A lot of the problem comes from sitting down with preconceived ideas about the film. I thought Swiss Army Man was going to be deep. Instead, it was a comedy. Then, when I expected a comedy, I realized it was deep after all. Because of cases like that, I try to avoid watching trailers at all, even though I feel like a monk in a cave when people start talking about the new Blade Runner teaser and I run back into the darkness pulling burlap over my head. Do you guys do the same?

Even if we’re conscientious, critics still run the risk of contagious hype. Take the premature coronation of The Birth of a Nation at this year’s Sundance. Nate Parker’s melodramatic period piece premiered 11 days after the Academy Awards nominated an all-white phalanx of actors—for the second time in a row. No wonder Birth of a Nation got a standing ovation before the movie even started. I thought it was dreck, and I suspect a lot of other critics thought so, too. Yet, when Fox Searchlight snatched it up for a record-setting $17.5 million, it was dutifully deemed the Film to Beat. Only after journalists relitigated the Nate Parker rape trial did people finally begin to whisper that it wasn’t that good. Twelve months later, just one out of 124 critics in the Village Voice poll even listed it on their 2016 top 10.

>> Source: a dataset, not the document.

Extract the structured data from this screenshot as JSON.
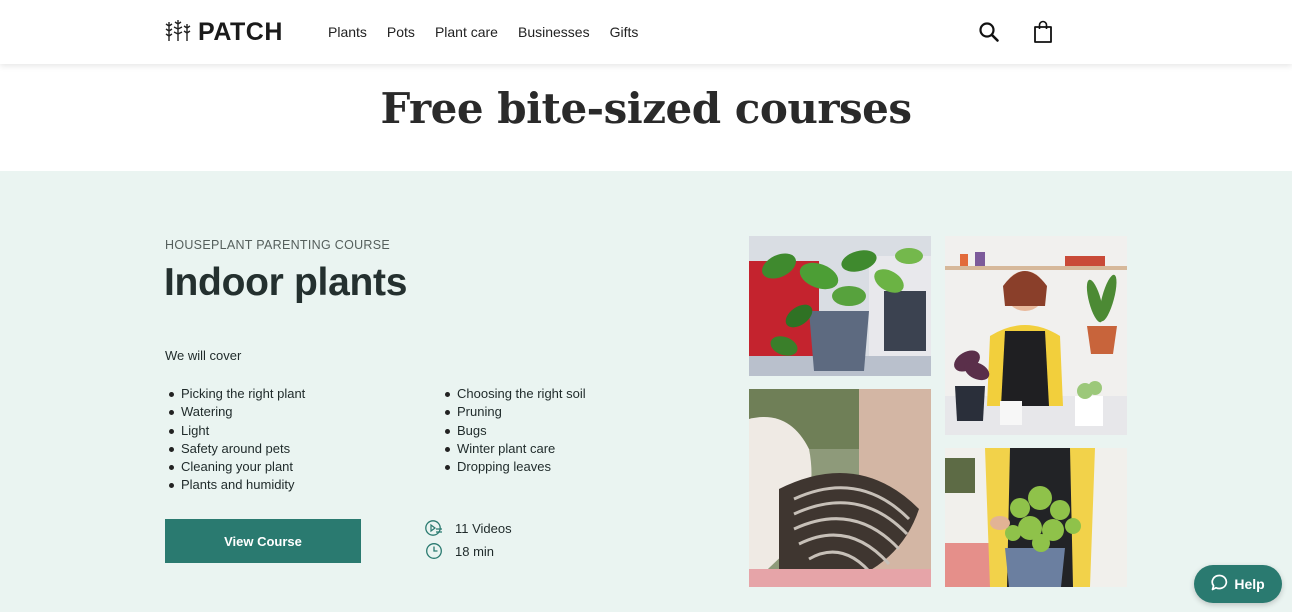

Maybe I shouldn’t be so honest about this. After all, what critic likes to admit her opinions can be—gasp!—wrong. But I like seeing my mind change. It reminds me that film isn’t just a fixed reel of footage. It’s an ongoing conversation. Maybe the deepest value of a film is by how much that conversation changes every time you share your life with it? We’ll see if Brothers Grimsby makes it to a third date.

xo,

A

P.S. For my money, Billy Lynn’s Long Halftime Walk had to be seen in high frame rate. Ang Lee cannily designed that twitchy, hyperaware unease to make us, too, feel like we had PTSD.